It is known that in non-archimedean world there is also a GAGA-functor from the category of $K$-schemes of locally finite type to the category of rigid $K$-spaces. Here $K$ is a field with a non-trivial non-archimedean absolute value. Given a scheme $X$, we call the resulting rigid space $X^{an}$ a *rigid analytification*.

For example, the rigid analytification of the affine scheme $\mathbb A_K^n$ is given by the admissible covering $\mathbb A_K^{n,an}=\cup_{k\ge 0} \mathrm{Sp} T_n(r^k)$ for some fixed $r>1$. Here for any $s>1$ we denote $T_n(s)=K\langle s^{-1}x_1, \dots, s^{-1} x_k\rangle$.

On the other hand another example we often encounter is the $n$-torus $\mathbb G_m^{n,an}$ where $\mathbb G_m^n=\mathrm{Spec} K[x_1^\pm, \dots, x_n^\pm]$. My question is that:

Is there is a similar explicit description of the analytification $\mathbb G_m^{n,an}$?
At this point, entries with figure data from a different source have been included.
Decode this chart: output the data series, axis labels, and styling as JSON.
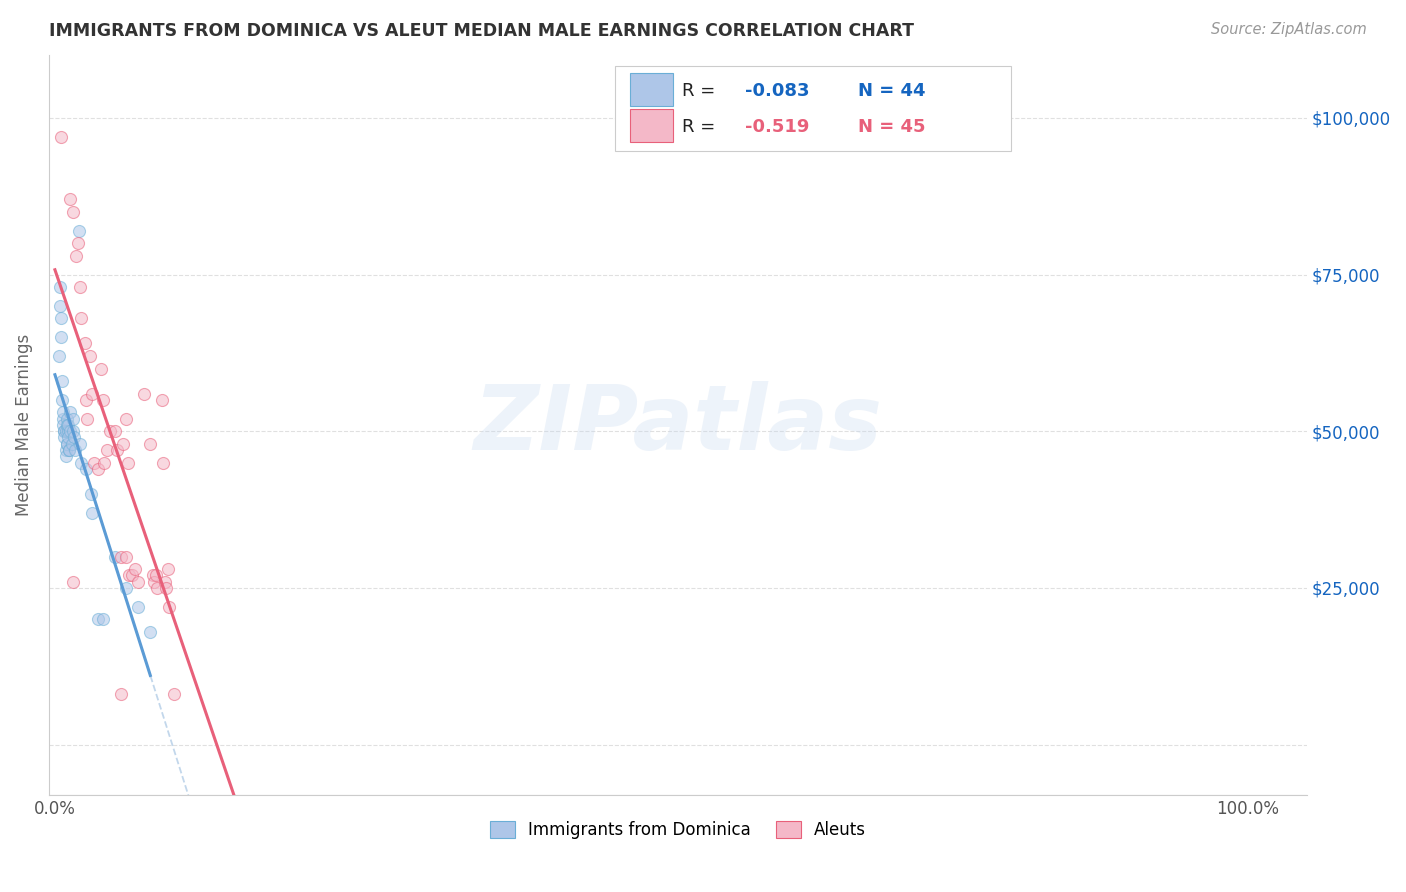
{
  "title": "IMMIGRANTS FROM DOMINICA VS ALEUT MEDIAN MALE EARNINGS CORRELATION CHART",
  "source": "Source: ZipAtlas.com",
  "ylabel": "Median Male Earnings",
  "watermark": "ZIPatlas",
  "legend_series": [
    {
      "label": "Immigrants from Dominica",
      "R": -0.083,
      "N": 44,
      "color": "#aec6e8",
      "edge_color": "#6aaed6"
    },
    {
      "label": "Aleuts",
      "R": -0.519,
      "N": 45,
      "color": "#f4b8c8",
      "edge_color": "#e8607a"
    }
  ],
  "blue_scatter": [
    [
      0.003,
      62000
    ],
    [
      0.004,
      70000
    ],
    [
      0.004,
      73000
    ],
    [
      0.005,
      68000
    ],
    [
      0.005,
      65000
    ],
    [
      0.006,
      58000
    ],
    [
      0.006,
      55000
    ],
    [
      0.007,
      52000
    ],
    [
      0.007,
      51000
    ],
    [
      0.007,
      53000
    ],
    [
      0.008,
      50000
    ],
    [
      0.008,
      50000
    ],
    [
      0.008,
      49000
    ],
    [
      0.009,
      47000
    ],
    [
      0.009,
      46000
    ],
    [
      0.009,
      50000
    ],
    [
      0.01,
      48000
    ],
    [
      0.01,
      48000
    ],
    [
      0.01,
      52000
    ],
    [
      0.01,
      51000
    ],
    [
      0.011,
      50000
    ],
    [
      0.011,
      51000
    ],
    [
      0.011,
      49000
    ],
    [
      0.012,
      47000
    ],
    [
      0.012,
      47000
    ],
    [
      0.013,
      53000
    ],
    [
      0.013,
      50000
    ],
    [
      0.014,
      48000
    ],
    [
      0.015,
      52000
    ],
    [
      0.015,
      50000
    ],
    [
      0.016,
      49000
    ],
    [
      0.017,
      47000
    ],
    [
      0.02,
      82000
    ],
    [
      0.021,
      48000
    ],
    [
      0.022,
      45000
    ],
    [
      0.026,
      44000
    ],
    [
      0.03,
      40000
    ],
    [
      0.031,
      37000
    ],
    [
      0.036,
      20000
    ],
    [
      0.04,
      20000
    ],
    [
      0.05,
      30000
    ],
    [
      0.06,
      25000
    ],
    [
      0.07,
      22000
    ],
    [
      0.08,
      18000
    ]
  ],
  "pink_scatter": [
    [
      0.005,
      97000
    ],
    [
      0.013,
      87000
    ],
    [
      0.015,
      85000
    ],
    [
      0.018,
      78000
    ],
    [
      0.019,
      80000
    ],
    [
      0.021,
      73000
    ],
    [
      0.022,
      68000
    ],
    [
      0.025,
      64000
    ],
    [
      0.026,
      55000
    ],
    [
      0.027,
      52000
    ],
    [
      0.029,
      62000
    ],
    [
      0.031,
      56000
    ],
    [
      0.033,
      45000
    ],
    [
      0.036,
      44000
    ],
    [
      0.039,
      60000
    ],
    [
      0.04,
      55000
    ],
    [
      0.041,
      45000
    ],
    [
      0.044,
      47000
    ],
    [
      0.046,
      50000
    ],
    [
      0.05,
      50000
    ],
    [
      0.052,
      47000
    ],
    [
      0.055,
      30000
    ],
    [
      0.057,
      48000
    ],
    [
      0.06,
      52000
    ],
    [
      0.061,
      45000
    ],
    [
      0.062,
      27000
    ],
    [
      0.065,
      27000
    ],
    [
      0.067,
      28000
    ],
    [
      0.07,
      26000
    ],
    [
      0.075,
      56000
    ],
    [
      0.08,
      48000
    ],
    [
      0.082,
      27000
    ],
    [
      0.083,
      26000
    ],
    [
      0.085,
      27000
    ],
    [
      0.086,
      25000
    ],
    [
      0.09,
      55000
    ],
    [
      0.091,
      45000
    ],
    [
      0.092,
      26000
    ],
    [
      0.093,
      25000
    ],
    [
      0.095,
      28000
    ],
    [
      0.096,
      22000
    ],
    [
      0.1,
      8000
    ],
    [
      0.015,
      26000
    ],
    [
      0.055,
      8000
    ],
    [
      0.06,
      30000
    ]
  ],
  "yticks": [
    0,
    25000,
    50000,
    75000,
    100000
  ],
  "xtick_labels": [
    "0.0%",
    "100.0%"
  ],
  "ylim": [
    -8000,
    110000
  ],
  "xlim": [
    -0.005,
    1.05
  ],
  "background_color": "#ffffff",
  "grid_color": "#e0e0e0",
  "title_color": "#333333",
  "source_color": "#999999",
  "axis_label_color": "#666666",
  "right_ytick_color": "#1565c0",
  "blue_line_color": "#5b9bd5",
  "pink_line_color": "#e8607a",
  "blue_dashed_color": "#b8d0e8",
  "scatter_alpha": 0.55,
  "scatter_size": 75,
  "watermark_color": "#c5d8ef",
  "watermark_alpha": 0.3
}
Naively I guess the building blocks should look like $\mathrm{Sp} K \langle s^{-1}x_1, sx_1^{-1}, \dots, s^{-1}x_n, sx_n^{-1} \rangle$ or $\mathrm{Sp} K \langle s^{-1}x_1, s^{-1} x_1^{-1}, \dots, s^{-1}x_n, s^{-1} x_n^{-1} \rangle$. Which one is right? Or is there a better way to explain?